Report says concern about fraud is dropping faster in companies than fraud itself
Geetanjali Minhas | December 1, 2012
With 68 percent companies affected by fraud this year followed by China and Indonesia at 65 percent each, India’s vulnerability to fraud risks remains significantly above the global average of 61percent, says the ‘Global Fraud Report’ released by Kroll Advisory Solutions.
Because of the perceived fraud risks, 33% Indian companies are reported to have put off their global investments in at least one foreign market as compared to that of 27% global companies and 8% Chinese.
A striking aspect that has emerged out of the findings is that despite average revenue loss at 1.2%, which is significantly higher than the global average of 0.9%, Indian companies are less likely to invest in anti-fraud strategies, notably, information theft where despite being aware of it as being the key risk, only 40% of Indian companies plan to invest in IT security compared to 53% globally.
“Budget constraint was the main factor that led to frequent weakened internal controls in 22% Indian firms, the highest figures of any country or region,” say findings of the report. Information theft affected 21% of companies surveyed worldwide.
“Trending like last year with highest no of companies affected by fraud only behind Africa, India’s current year’s findings tell theft of physical assets or stock as main area of fraud at 27% as against corruption and bribery last year.”
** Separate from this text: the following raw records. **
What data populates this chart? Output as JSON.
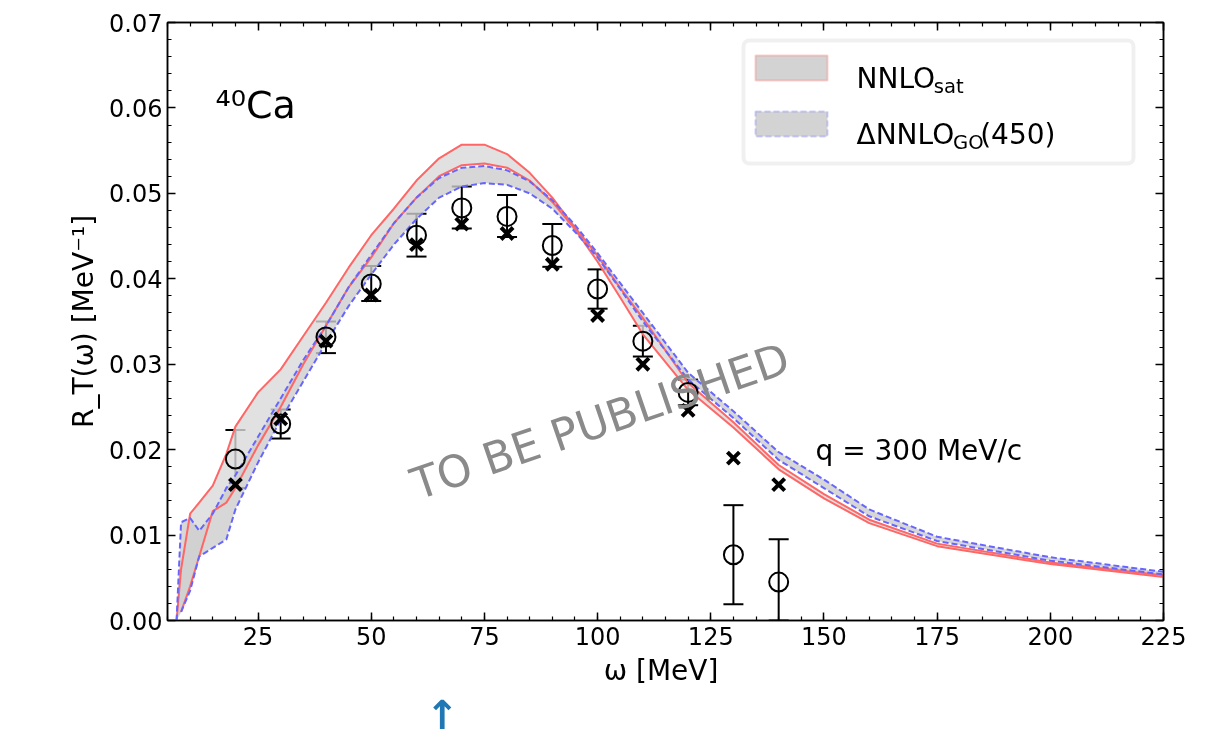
{
  "chart_data": {
    "type": "line",
    "xlabel": "ω  [MeV]",
    "ylabel": "R_T(ω) [MeV⁻¹]",
    "annotations": [
      "⁴⁰Ca",
      "q = 300 MeV/c",
      "TO BE PUBLISHED",
      "↑"
    ],
    "x": [
      7,
      8,
      10,
      12,
      15,
      18,
      20,
      25,
      30,
      35,
      40,
      45,
      50,
      55,
      60,
      65,
      70,
      75,
      80,
      85,
      90,
      95,
      100,
      105,
      110,
      120,
      130,
      140,
      150,
      160,
      175,
      200,
      225
    ],
    "series": [
      {
        "name": "NNLO$_{sat}$",
        "color": "#ff6666",
        "line_style": "solid",
        "values": [
          0.0,
          0.006,
          0.0125,
          0.0138,
          0.0158,
          0.0195,
          0.0227,
          0.0267,
          0.0294,
          0.0333,
          0.0372,
          0.0413,
          0.0451,
          0.0482,
          0.0515,
          0.0541,
          0.0557,
          0.0557,
          0.0546,
          0.0524,
          0.0495,
          0.046,
          0.0427,
          0.0389,
          0.0354,
          0.0278,
          0.0232,
          0.0182,
          0.0148,
          0.0118,
          0.009,
          0.0068,
          0.0053
        ],
        "upper": [
          0.0,
          0.006,
          0.0125,
          0.0138,
          0.0158,
          0.0195,
          0.0227,
          0.0267,
          0.0294,
          0.0333,
          0.0372,
          0.0413,
          0.0451,
          0.0482,
          0.0515,
          0.0541,
          0.0557,
          0.0557,
          0.0546,
          0.0524,
          0.0495,
          0.046,
          0.0427,
          0.0389,
          0.0354,
          0.0278,
          0.0232,
          0.0182,
          0.0148,
          0.0118,
          0.009,
          0.0068,
          0.0053
        ],
        "lower": [
          0.0,
          0.001,
          0.004,
          0.0075,
          0.0128,
          0.0138,
          0.0155,
          0.0205,
          0.025,
          0.03,
          0.0345,
          0.039,
          0.0425,
          0.0465,
          0.0495,
          0.052,
          0.0533,
          0.0535,
          0.053,
          0.0515,
          0.049,
          0.0458,
          0.042,
          0.0378,
          0.0335,
          0.027,
          0.0226,
          0.0177,
          0.0143,
          0.0114,
          0.0087,
          0.0066,
          0.0051
        ]
      },
      {
        "color": "#ff6666",
        "line_style": "solid",
        "x": [
          8,
          10,
          12,
          15,
          18,
          20,
          25,
          30,
          35,
          40,
          45,
          50,
          55,
          60,
          65,
          70,
          75,
          80,
          85,
          90,
          95,
          100,
          105,
          110,
          120,
          130,
          140,
          150,
          160,
          175,
          200,
          225
        ],
        "values": [
          0.001,
          0.004,
          0.0075,
          0.0128,
          0.0138,
          0.0155,
          0.0205,
          0.025,
          0.03,
          0.0345,
          0.039,
          0.0425,
          0.0465,
          0.0495,
          0.052,
          0.0533,
          0.0535,
          0.053,
          0.0515,
          0.049,
          0.0458,
          0.042,
          0.0378,
          0.0335,
          0.027,
          0.0226,
          0.0177,
          0.0143,
          0.0114,
          0.0087,
          0.0066,
          0.0051
        ]
      },
      {
        "color": "#6666ff",
        "line_style": "dashed",
        "x": [
          8,
          10,
          12,
          15,
          18,
          20,
          25,
          30,
          35,
          40,
          45,
          50,
          55,
          60,
          65,
          70,
          75,
          80,
          85,
          90,
          95,
          100,
          105,
          110,
          120,
          130,
          140,
          150,
          160,
          175,
          200,
          225
        ],
        "values": [
          0.001,
          0.0035,
          0.0075,
          0.0085,
          0.0095,
          0.013,
          0.0185,
          0.0235,
          0.028,
          0.0325,
          0.0368,
          0.0405,
          0.044,
          0.047,
          0.0495,
          0.0508,
          0.0512,
          0.051,
          0.05,
          0.0482,
          0.0455,
          0.0425,
          0.0388,
          0.035,
          0.0282,
          0.0237,
          0.0188,
          0.0155,
          0.0122,
          0.0093,
          0.007,
          0.0054
        ]
      },
      {
        "name": "ΔNNLO$_{GO}$(450)",
        "color": "#6666ff",
        "line_style": "dashed",
        "values": [
          0.0,
          0.0115,
          0.012,
          0.0105,
          0.0125,
          0.0155,
          0.017,
          0.0215,
          0.026,
          0.0305,
          0.0345,
          0.039,
          0.0428,
          0.0465,
          0.0495,
          0.0518,
          0.053,
          0.0532,
          0.0527,
          0.0514,
          0.0492,
          0.0463,
          0.043,
          0.0395,
          0.036,
          0.029,
          0.0245,
          0.0197,
          0.0165,
          0.013,
          0.0098,
          0.0074,
          0.0057
        ],
        "upper": [
          0.0,
          0.0115,
          0.012,
          0.0105,
          0.0125,
          0.0155,
          0.017,
          0.0215,
          0.026,
          0.0305,
          0.0345,
          0.039,
          0.0428,
          0.0465,
          0.0495,
          0.0518,
          0.053,
          0.0532,
          0.0527,
          0.0514,
          0.0492,
          0.0463,
          0.043,
          0.0395,
          0.036,
          0.029,
          0.0245,
          0.0197,
          0.0165,
          0.013,
          0.0098,
          0.0074,
          0.0057
        ],
        "lower": [
          0.0,
          0.001,
          0.0035,
          0.0075,
          0.0085,
          0.0095,
          0.013,
          0.0185,
          0.0235,
          0.028,
          0.0325,
          0.0368,
          0.0405,
          0.044,
          0.047,
          0.0495,
          0.0508,
          0.0512,
          0.051,
          0.05,
          0.0482,
          0.0455,
          0.0425,
          0.0388,
          0.035,
          0.0282,
          0.0237,
          0.0188,
          0.0155,
          0.0122,
          0.0093,
          0.007,
          0.0054
        ]
      },
      {
        "type": "scatter",
        "marker": "circle",
        "color": "#000000",
        "x": [
          20,
          30,
          40,
          50,
          60,
          70,
          80,
          90,
          100,
          110,
          120,
          130,
          140
        ],
        "values": [
          0.0189,
          0.023,
          0.0332,
          0.0394,
          0.0451,
          0.0483,
          0.0473,
          0.0439,
          0.0388,
          0.0327,
          0.0267,
          0.0077,
          0.0045
        ],
        "errors": [
          [
            0.0155,
            0.0223
          ],
          [
            0.0213,
            0.0247
          ],
          [
            0.0313,
            0.035
          ],
          [
            0.0374,
            0.0415
          ],
          [
            0.0426,
            0.0476
          ],
          [
            0.0459,
            0.0508
          ],
          [
            0.0449,
            0.0498
          ],
          [
            0.0414,
            0.0464
          ],
          [
            0.0365,
            0.0411
          ],
          [
            0.0309,
            0.0345
          ],
          [
            0.0252,
            0.0282
          ],
          [
            0.0019,
            0.0135
          ],
          [
            0.0,
            0.0095
          ]
        ]
      },
      {
        "type": "scatter",
        "marker": "cross",
        "color": "#000000",
        "x": [
          20,
          30,
          40,
          50,
          60,
          70,
          80,
          90,
          100,
          110,
          120,
          130,
          140
        ],
        "values": [
          0.0159,
          0.0236,
          0.0327,
          0.0381,
          0.044,
          0.0464,
          0.0453,
          0.0417,
          0.0357,
          0.03,
          0.0246,
          0.019,
          0.0159
        ]
      }
    ],
    "xlim": [
      5,
      225
    ],
    "ylim": [
      0,
      0.07
    ],
    "xticks": [
      25,
      50,
      75,
      100,
      125,
      150,
      175,
      200,
      225
    ],
    "yticks": [
      {
        "value": 0,
        "label": "0.00"
      },
      {
        "value": 0.01,
        "label": "0.01"
      },
      {
        "value": 0.02,
        "label": "0.02"
      },
      {
        "value": 0.03,
        "label": "0.03"
      },
      {
        "value": 0.04,
        "label": "0.04"
      },
      {
        "value": 0.05,
        "label": "0.05"
      },
      {
        "value": 0.06,
        "label": "0.06"
      },
      {
        "value": 0.07,
        "label": "0.07"
      }
    ],
    "grid": false,
    "legend": "top right"
  }
}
While 50% of those surveyed in India consider themselves vulnerable to corruption and bribery, with a slight decline, 20% companies this year were affected by vendor, supplier or procurement fraud as against 22% last year. Globally, this figure fell from 20% in 2011 to 12% in 2012 as per the recent Global Fraud Survey.
A total of 840 senior executives worldwide including 60 in India were surveyed in the study commissioned by Kroll Advisory Solutions and Economist Intelligence Unit.
“The percentage of Indian businesses that have been affected by fraud has fallen from last year (84% in 2011 to 68% in 2012), but our experience suggests that while concern for fraud may be dropping, fraud is not,” said Reshmi Khurana, Head of Kroll Advisory Solutions in India.